Plus Remitly’s US$115M, Revolution Precrafted’s US$1B, and AsiaKredit’s solution to the 80%
Online banking in Korea gets blockchain-powered
Seoul-based blockchain solution provider theloop announced the launch of CHAIN ID, Korea’s new standard for secure online identification. It is the first major security update in the country’s online banking for nearly 20 years.
CHAIN ID is a blockchain-enabled identification systems that lets customers use the same certificate across the 25 banks and securities companies already in the Korea Financial Investment Blockchain Consortium, eliminating the need to register with each individual financial institution or to check with a central authority like the Korea Information Certificate Authority.
Also read: Why SEA governments should adopt blockchain
Beginning November 2017, CHAIN ID will replace outdated government-issued digital certificates that had been in use in the country since 1999. The service is available in Android and iOS devices, with desktop versions for Microsoft and MacOS to be released soon.
“CHAIN ID goes beyond merely replacing Korea’s outdated banking certificates, ” said Jonghyup Kim, CEO of theloop, in a press statement. “It puts blockchain into the pocket of every Korean, setting the stage for widespread use of blockchain-based transactions in a new blockchain-powered financial eco-system. Blockchain is the future.”
Revolution Precrafted reached over US$1B valuation after K2 VC-backed round
Philippine-based modular homes creator Revolution Precrafted confirmed that they have reached a valuation of over US$1 billion, according to several media reports. They are the first in the country to have achieved this valuation.
The report comes after the company raised an undisclosed amount in its latest round from a group led by Singapore-based venture capital firm K2 VC.
“We will be using the investment to expand our operations in various countries and grow our product range,” Revolution Precrafted communications head Anku Chibb said in a press statement.
Also read: 6 Philippine startups funded in 2016, and real estate is the big winner
Revolution Precrafted is a real-estate technology company that sells modular and prefabricated designer structures that can be delivered anywhere in the world. Founded by real estate developer Robbie Antonio, the two-year-old startup reportedly earned US$110 million in sales in their first year.
They have recently entered a joint venture agreement with Indonesia’s Bakrie Global and Philippine-listed Century Properties Groupto develop a media city, a sports city, and technology corridor in the Philippines.
Remitly to raise US$115 million in Series D
Independent digital remittance company, Remitly, has announced that it has agreed to raise up to US$115 million in Series D funding, according to report by Businesswire.
The Series will be led by PayU, the fintech investment division of global internet and entertainment group Nasper. Existing Remitly investors will also participate in the round.

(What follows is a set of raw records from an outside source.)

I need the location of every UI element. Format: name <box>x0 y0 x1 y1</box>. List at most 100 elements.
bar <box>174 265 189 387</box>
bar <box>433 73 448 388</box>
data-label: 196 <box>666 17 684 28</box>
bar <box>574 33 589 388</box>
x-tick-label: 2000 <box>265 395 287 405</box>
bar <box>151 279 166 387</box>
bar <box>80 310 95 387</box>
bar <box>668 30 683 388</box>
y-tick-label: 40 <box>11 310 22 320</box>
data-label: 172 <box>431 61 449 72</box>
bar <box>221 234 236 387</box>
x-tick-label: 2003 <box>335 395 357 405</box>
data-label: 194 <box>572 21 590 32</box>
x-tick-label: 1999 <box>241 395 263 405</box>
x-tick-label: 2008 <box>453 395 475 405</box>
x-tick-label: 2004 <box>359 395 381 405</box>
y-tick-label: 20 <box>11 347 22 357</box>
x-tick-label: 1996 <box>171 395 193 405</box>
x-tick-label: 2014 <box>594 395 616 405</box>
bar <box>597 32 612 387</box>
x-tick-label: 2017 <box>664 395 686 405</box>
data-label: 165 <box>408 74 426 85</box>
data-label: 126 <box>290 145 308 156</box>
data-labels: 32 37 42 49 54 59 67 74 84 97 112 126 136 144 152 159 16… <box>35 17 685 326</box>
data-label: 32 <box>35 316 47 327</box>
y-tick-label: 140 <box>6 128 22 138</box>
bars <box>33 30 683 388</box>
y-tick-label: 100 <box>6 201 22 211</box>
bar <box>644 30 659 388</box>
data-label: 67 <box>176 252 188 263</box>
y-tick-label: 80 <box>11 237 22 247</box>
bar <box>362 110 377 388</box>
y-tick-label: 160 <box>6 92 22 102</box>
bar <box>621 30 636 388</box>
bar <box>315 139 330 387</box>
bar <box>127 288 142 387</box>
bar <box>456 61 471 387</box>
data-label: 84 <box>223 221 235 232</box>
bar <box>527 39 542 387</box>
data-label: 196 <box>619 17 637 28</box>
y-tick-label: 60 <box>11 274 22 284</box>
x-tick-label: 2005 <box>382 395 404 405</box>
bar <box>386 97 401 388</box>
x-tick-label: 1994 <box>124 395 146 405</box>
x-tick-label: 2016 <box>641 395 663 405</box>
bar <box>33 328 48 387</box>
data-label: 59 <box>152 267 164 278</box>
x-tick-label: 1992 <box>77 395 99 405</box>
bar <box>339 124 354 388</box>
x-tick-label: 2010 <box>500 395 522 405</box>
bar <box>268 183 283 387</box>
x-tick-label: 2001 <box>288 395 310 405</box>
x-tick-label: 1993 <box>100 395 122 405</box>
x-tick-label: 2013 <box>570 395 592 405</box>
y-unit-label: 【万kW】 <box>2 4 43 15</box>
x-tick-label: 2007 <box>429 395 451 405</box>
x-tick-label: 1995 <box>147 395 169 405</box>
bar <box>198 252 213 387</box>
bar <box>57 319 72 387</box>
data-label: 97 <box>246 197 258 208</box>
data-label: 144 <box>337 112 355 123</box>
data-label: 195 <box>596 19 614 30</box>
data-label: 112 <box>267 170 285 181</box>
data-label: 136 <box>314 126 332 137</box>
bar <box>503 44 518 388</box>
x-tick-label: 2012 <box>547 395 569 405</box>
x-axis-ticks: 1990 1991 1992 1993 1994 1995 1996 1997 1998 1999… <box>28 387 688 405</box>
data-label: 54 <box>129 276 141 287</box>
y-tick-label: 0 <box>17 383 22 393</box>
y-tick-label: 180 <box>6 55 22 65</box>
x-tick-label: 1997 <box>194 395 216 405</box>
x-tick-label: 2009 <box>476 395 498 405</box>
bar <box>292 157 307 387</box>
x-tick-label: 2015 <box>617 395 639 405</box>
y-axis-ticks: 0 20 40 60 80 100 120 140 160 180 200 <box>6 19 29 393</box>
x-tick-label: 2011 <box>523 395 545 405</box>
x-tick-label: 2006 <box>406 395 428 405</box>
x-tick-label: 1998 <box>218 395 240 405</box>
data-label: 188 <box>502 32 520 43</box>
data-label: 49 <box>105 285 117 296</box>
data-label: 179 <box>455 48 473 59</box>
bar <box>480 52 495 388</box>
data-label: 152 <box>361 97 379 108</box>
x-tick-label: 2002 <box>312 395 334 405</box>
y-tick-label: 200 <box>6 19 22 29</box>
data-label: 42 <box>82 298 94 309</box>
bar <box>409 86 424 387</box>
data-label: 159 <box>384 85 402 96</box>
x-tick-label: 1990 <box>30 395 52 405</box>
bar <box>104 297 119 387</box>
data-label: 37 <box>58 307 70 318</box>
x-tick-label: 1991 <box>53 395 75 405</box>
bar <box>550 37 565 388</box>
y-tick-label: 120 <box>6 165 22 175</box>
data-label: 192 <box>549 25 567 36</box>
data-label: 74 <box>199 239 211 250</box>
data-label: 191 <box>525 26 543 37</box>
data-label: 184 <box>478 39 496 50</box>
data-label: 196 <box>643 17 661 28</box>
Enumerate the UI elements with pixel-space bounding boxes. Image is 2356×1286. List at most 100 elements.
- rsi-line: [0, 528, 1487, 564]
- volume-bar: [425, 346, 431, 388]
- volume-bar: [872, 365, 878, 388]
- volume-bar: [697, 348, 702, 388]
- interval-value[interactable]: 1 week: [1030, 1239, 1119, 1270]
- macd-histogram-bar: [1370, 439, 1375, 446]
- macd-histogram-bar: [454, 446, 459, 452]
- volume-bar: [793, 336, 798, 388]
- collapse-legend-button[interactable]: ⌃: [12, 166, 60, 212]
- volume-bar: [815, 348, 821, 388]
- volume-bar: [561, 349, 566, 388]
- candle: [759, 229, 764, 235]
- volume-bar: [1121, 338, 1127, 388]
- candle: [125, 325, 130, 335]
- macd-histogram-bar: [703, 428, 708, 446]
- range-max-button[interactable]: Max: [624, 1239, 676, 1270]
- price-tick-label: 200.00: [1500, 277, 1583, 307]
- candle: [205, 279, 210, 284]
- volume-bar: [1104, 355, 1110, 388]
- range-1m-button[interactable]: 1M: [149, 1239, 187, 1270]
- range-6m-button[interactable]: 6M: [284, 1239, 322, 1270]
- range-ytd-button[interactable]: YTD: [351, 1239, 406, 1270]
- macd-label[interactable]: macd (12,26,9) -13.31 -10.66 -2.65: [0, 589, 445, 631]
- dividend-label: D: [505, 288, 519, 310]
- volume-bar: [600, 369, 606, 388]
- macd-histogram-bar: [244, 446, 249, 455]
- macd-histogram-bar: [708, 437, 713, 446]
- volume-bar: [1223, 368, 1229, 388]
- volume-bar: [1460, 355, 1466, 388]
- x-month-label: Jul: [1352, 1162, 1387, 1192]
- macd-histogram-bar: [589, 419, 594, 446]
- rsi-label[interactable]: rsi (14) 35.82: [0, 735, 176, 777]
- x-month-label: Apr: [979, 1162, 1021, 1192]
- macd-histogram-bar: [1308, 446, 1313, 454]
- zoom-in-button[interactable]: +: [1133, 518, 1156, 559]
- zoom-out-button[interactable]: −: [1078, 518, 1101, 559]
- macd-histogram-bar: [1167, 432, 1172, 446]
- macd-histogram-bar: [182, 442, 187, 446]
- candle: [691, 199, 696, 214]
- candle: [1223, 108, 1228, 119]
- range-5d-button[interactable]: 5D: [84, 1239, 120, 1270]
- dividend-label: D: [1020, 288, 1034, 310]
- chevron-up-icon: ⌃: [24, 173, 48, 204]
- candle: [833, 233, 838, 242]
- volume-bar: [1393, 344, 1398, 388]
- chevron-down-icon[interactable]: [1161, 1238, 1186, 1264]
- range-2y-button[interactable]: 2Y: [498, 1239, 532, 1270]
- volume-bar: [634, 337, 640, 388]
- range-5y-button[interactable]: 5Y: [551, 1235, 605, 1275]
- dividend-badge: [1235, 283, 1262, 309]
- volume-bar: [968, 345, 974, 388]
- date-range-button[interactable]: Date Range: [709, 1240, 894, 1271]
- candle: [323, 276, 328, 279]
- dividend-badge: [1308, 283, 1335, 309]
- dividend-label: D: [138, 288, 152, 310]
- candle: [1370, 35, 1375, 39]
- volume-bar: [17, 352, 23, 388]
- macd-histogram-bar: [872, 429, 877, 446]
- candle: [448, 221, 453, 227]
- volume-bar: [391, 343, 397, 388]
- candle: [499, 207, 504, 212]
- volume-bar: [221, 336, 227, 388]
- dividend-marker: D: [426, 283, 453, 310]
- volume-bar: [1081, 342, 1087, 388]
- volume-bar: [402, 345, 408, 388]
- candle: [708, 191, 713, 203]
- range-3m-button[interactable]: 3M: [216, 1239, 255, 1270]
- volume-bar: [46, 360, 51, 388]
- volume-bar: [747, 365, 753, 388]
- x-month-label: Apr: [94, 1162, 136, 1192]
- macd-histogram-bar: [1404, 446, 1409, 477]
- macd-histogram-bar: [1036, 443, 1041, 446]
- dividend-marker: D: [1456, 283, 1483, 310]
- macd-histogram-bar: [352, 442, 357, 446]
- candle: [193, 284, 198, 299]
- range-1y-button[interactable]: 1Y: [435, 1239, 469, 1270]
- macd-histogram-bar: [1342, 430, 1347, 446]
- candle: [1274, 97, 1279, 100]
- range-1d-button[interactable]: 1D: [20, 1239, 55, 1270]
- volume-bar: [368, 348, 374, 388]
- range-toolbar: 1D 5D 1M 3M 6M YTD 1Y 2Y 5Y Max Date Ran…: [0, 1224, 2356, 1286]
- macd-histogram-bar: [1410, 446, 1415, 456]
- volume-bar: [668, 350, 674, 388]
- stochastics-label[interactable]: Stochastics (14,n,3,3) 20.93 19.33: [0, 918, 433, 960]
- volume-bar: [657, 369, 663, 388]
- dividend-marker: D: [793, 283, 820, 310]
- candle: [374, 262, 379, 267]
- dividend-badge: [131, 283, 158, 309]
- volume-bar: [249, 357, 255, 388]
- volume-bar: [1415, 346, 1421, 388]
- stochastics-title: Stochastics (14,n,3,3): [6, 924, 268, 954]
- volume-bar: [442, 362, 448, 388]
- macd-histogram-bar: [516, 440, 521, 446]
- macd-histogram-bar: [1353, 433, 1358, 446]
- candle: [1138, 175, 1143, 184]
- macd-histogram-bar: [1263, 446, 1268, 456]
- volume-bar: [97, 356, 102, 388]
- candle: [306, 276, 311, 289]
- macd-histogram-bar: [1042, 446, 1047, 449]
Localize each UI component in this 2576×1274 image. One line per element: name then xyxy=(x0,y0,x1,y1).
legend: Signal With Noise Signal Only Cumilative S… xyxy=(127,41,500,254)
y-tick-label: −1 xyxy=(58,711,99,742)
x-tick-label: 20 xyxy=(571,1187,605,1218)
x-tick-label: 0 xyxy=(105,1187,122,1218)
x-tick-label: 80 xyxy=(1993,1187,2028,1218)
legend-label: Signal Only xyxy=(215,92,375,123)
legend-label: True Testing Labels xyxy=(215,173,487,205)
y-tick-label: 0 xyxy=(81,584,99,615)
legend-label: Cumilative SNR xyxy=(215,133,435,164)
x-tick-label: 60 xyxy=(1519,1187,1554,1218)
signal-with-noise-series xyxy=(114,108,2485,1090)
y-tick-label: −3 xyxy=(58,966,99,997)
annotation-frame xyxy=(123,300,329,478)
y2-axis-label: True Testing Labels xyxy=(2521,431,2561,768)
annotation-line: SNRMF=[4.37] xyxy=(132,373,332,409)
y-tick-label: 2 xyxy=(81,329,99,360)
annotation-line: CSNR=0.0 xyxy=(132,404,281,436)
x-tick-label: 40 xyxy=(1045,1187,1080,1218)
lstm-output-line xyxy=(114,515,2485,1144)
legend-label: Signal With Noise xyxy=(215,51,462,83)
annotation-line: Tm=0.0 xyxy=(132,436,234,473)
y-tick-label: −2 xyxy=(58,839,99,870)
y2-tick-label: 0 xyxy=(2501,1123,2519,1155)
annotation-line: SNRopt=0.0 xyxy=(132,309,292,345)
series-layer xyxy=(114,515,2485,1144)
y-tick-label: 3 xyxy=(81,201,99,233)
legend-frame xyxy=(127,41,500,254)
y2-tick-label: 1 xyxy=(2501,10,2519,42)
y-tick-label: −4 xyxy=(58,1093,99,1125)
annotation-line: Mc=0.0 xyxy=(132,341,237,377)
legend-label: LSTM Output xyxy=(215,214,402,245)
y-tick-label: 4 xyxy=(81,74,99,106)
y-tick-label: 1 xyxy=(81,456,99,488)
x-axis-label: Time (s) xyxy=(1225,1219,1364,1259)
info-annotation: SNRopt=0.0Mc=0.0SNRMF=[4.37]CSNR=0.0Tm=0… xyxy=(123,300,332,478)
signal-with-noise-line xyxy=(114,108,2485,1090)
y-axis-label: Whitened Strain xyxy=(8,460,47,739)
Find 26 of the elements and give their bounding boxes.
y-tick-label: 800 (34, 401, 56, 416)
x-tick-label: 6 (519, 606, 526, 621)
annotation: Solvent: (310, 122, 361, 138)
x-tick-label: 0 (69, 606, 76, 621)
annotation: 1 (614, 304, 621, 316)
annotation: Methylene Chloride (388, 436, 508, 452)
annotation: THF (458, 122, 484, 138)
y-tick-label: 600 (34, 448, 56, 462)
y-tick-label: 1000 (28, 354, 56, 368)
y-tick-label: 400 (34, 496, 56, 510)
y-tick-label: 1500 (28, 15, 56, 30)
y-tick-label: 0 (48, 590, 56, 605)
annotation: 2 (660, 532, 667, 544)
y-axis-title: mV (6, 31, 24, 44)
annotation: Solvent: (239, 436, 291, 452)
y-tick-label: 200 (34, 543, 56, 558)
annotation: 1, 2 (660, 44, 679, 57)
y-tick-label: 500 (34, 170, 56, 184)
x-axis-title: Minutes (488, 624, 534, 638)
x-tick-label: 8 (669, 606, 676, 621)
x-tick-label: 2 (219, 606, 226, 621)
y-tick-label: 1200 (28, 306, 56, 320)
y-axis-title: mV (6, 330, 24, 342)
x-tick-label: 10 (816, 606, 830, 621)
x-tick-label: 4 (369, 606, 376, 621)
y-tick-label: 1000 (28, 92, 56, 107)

“This capital will supercharge our growth and help transform the lives of those who require cross-border transactions, including immigrants, by allowing us to offer them fundamentally better financial services,” said Remitly CEO and co-founder Matt Oppenheimer.
Also read: This Hong Kong startup thinks fintech companies need to rethink their KYC strategy
Remitly transfers nearly US$4 billion in annualised volume from the United States, United Kingdom, and Canada to anywhere in the world, through their digital money transfer platform. They aim to address the US$430 billion money transfer flow from developed countries to low and middle income countries and is backed by World Banks IFC, Silicon Valley Bank, Stripes Group, and DN Capital, among other industry-leading investors. They are headquartered in the United States, with offices in London, the Philippines, and Nicaragua.
AsiaKredit launches mobile lending platform in the Philippines
Digital consumer lender AsiaKredit has announced the launch of pera247, a data-driven digital lending platform that provides small-ticket, short-term consumer loans for up to 90 days. The app is available in the Philippines, where over 80 per cent of the population is unbanked.
The platform uses big data to optimise the credit assessment process by extracting data points, like behavioural mobile data from applicant’s mobile phones, and processing it in a proprietary predictive algorithm to improve the availability of credit even to those with limited or no banking history. The app also acts as mobile wallet, where funds will be disbursed to and linked to physical payment centers.
Also read: How companies in Southeast Asia can cater to the unbanked market
“Through pera247, AsiaKredit has a huge opportunity to impact the lives of hundreds of millions unbanked clients in Southeast Asia, leveraging the high mobile penetration in the region to foster financial inclusion,” said Mike Singh, AsiaKredit co-founder and CEO, in an official release.
AsiaKredit is venture-built and funded by Singapore-based venture-builder FORUM and early-stage fintech investor Fintonia Group.